Speaking to journalists this week in Glasgow, Morrison brandished “The Australian Way” climate policy, again reaffirming that climate funding to “our backyard” would be controlled by Canberra rather than allocated through a global funding mechanism.
“We’re not putting this through other worldwide institutions or other groups like this.” Morrison said. “We’re doing this direct, because we want to make sure that the climate finance investments that Australians are making are being invested in our backyard amongst our Pacific Island family and amongst our South East Asian partners and friends. We want to cut out all the red tape and get rid of all the bureaucracy and make sure that this funding is going to work directly within our region.”
This decision clashes with the repeated call from Pacific leaders for more contributions to the Green Climate Fund. For many years, Pacific leaders have railed against the delays and bureaucracy involved in the GCF, and have sought to develop locally controlled institutions such as the new regional Pacific Resilience Facility. But while there are a variety of experiences with the GCF, multilateral mechanisms are still attractive to many Smaller Island States, which face capacity constraints as they deal with multiple donors. As reported in Islands Business in August, former RMI President Hilda Heine believes that multilateral funds like GCF still need support, alongside bilateral grants.

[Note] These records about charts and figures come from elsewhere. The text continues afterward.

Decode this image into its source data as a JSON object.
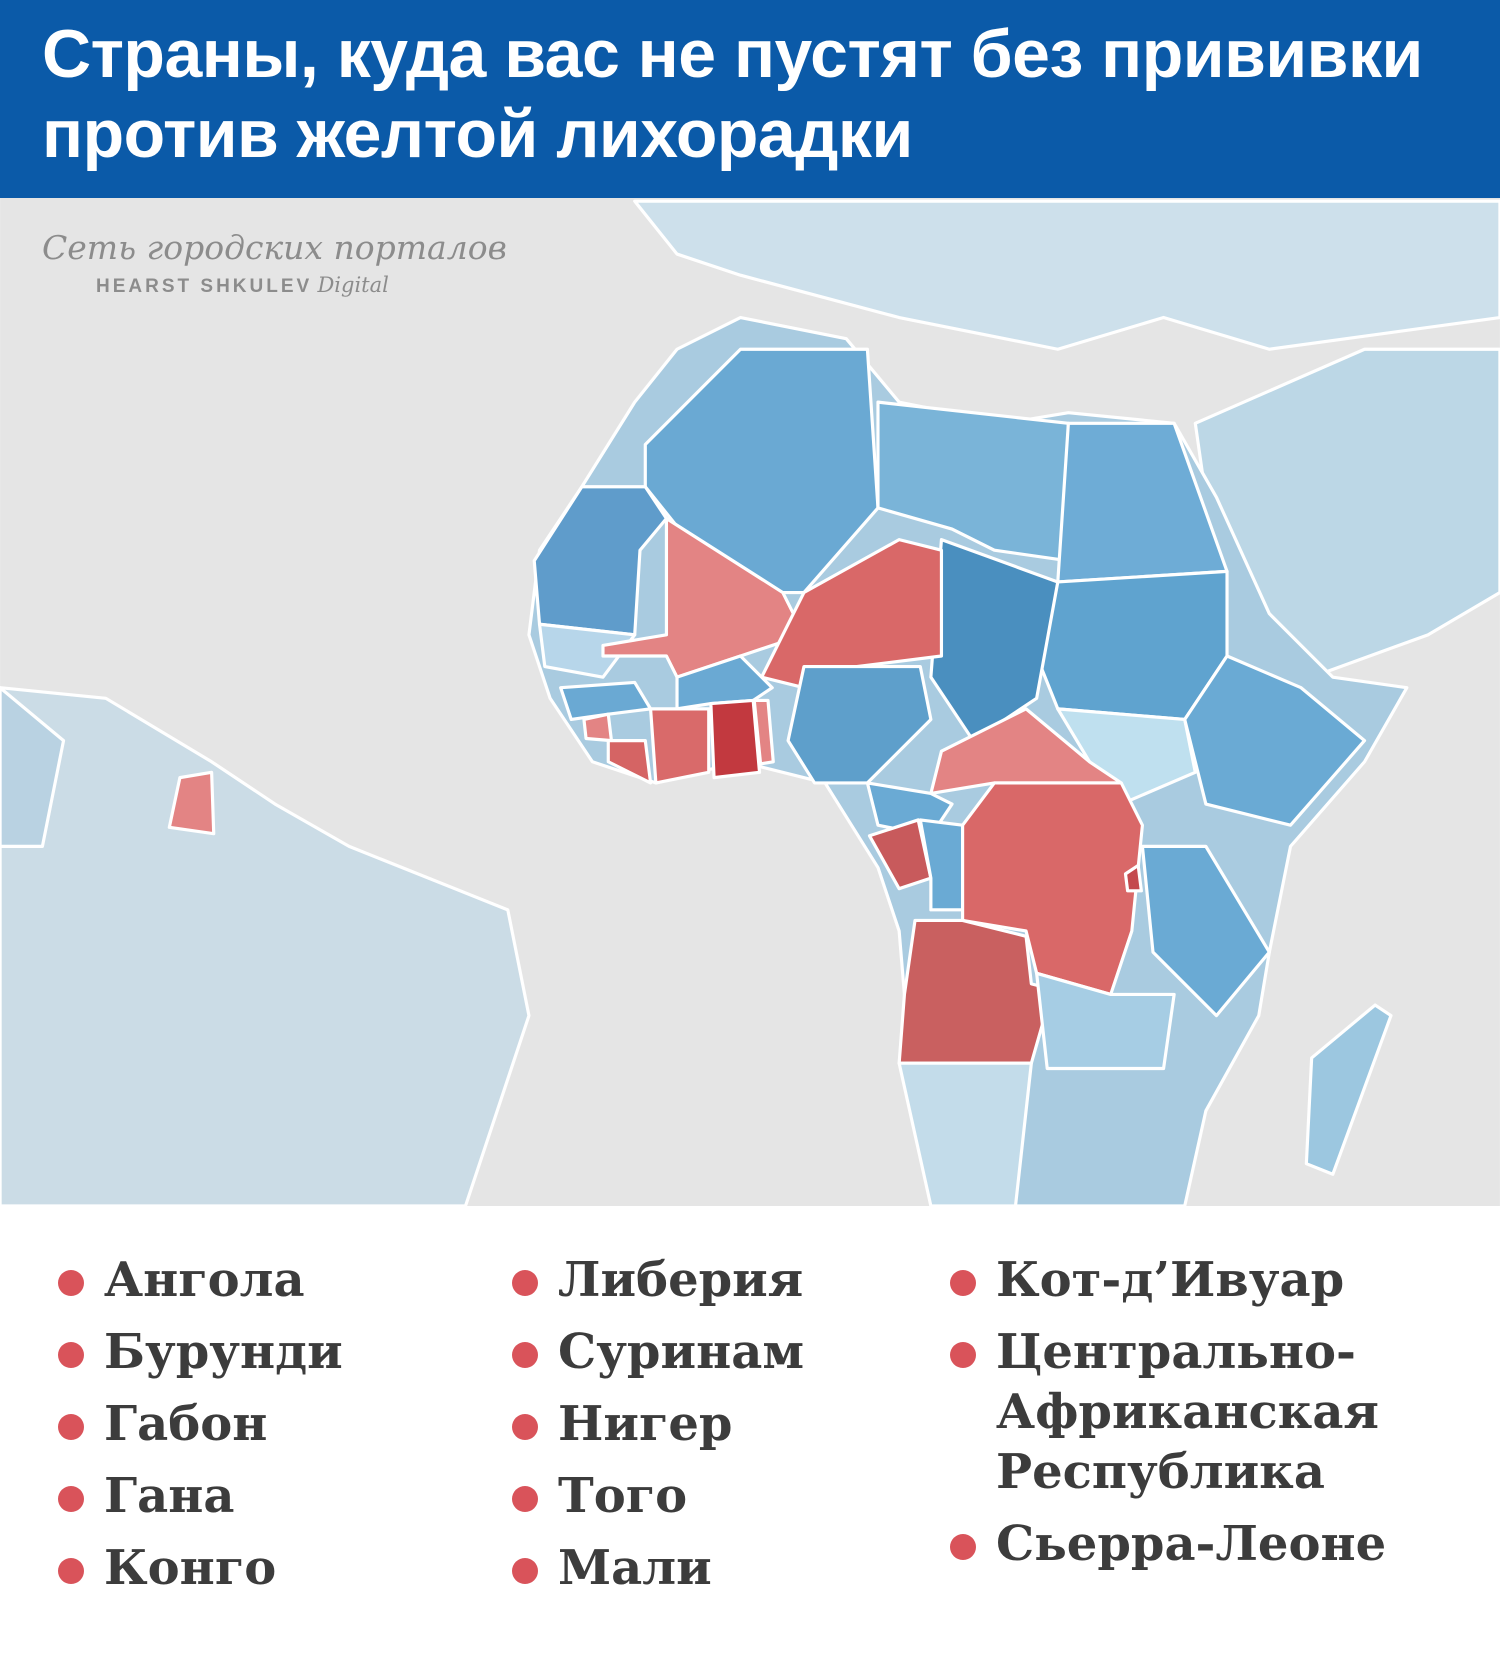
{
  "header": {
    "title": "Страны, куда вас не пустят без прививки против желтой лихорадки"
  },
  "watermark": {
    "line1": "Сеть городских порталов",
    "brand": "HEARST SHKULEV",
    "suffix": "Digital"
  },
  "list": {
    "columns": [
      [
        "Ангола",
        "Бурунди",
        "Габон",
        "Гана",
        "Конго"
      ],
      [
        "Либерия",
        "Суринам",
        "Нигер",
        "Того",
        "Мали"
      ],
      [
        "Кот-д’Ивуар",
        "Центрально-Африканская Республика",
        "Сьерра-Леоне"
      ]
    ]
  }
}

“I continue to support the Green Climate Fund because it’s a big pot of money that has one set of requirements, rather than have multiple funds that we need to write grants to,” Dr. Heine said. “One of the challenges we have is that our grants office only has one or two people. When you have multiple requirements for grant writing, it makes it very difficult for our people. That was one of the good things about the Green Climate Fund: we know what the requirements are and it’s easier to follow.”
Howard Bamsey, former executive director of the GCF Secretariat, argues that having a seat at the table may have assisted Australia to leverage funding for its neighbours from other wealthier developed nations.
“In the first financing phase of the GCF, Australia pledged $200 million and Australia became a champion for the Pacific,” Bamsey said. “As a result, something like $600 million went to the Pacific from the GCF. The amount of funding that Australia originally committed would suggest that Australian membership of the GCF Board was effective in leveraging even more resources for the Pacific.”
While recognising the challenges and delays of accessing resources, Bamsey said: “You could argue that, in the past, Australia’s investment had a very good leverage rate with the GCF. If you’re working with a multilateral system, it’s not just your funding that’s available for decisions, but you can influence all funding allocations.”
Higher ambition needed
As global negotiations continue this week at COP26, the debate over climate finance is connected to key debates over emissions targets and finalising the “rule book” to implement the Paris Agreement. Australia’s climate finance pledge comes even as it refuses to increase its targets for 2030, in order to appease the mining lobby in Australia.
Some Pacific delegates at COP26 acknowledge the structural importance of fossil fuels in the Australian economy and the challenges of the just transition for Australian workers in coal communities. As Samoan diplomat Fatumanava-o-Upolu Pa’olelei Luteru notes diplomatically: “We have to be understanding and realistic, although they’re not very understanding of our situation.”
But island leaders still seek more ambition from the largest member of the Pacific Islands Forum, as temperatures threaten to soar past 1.5 degrees Celsius above pre-industrial levels. As the Samoan diplomat stressed: “1.5 degrees is a red line for us – we do not see that as negotiable.”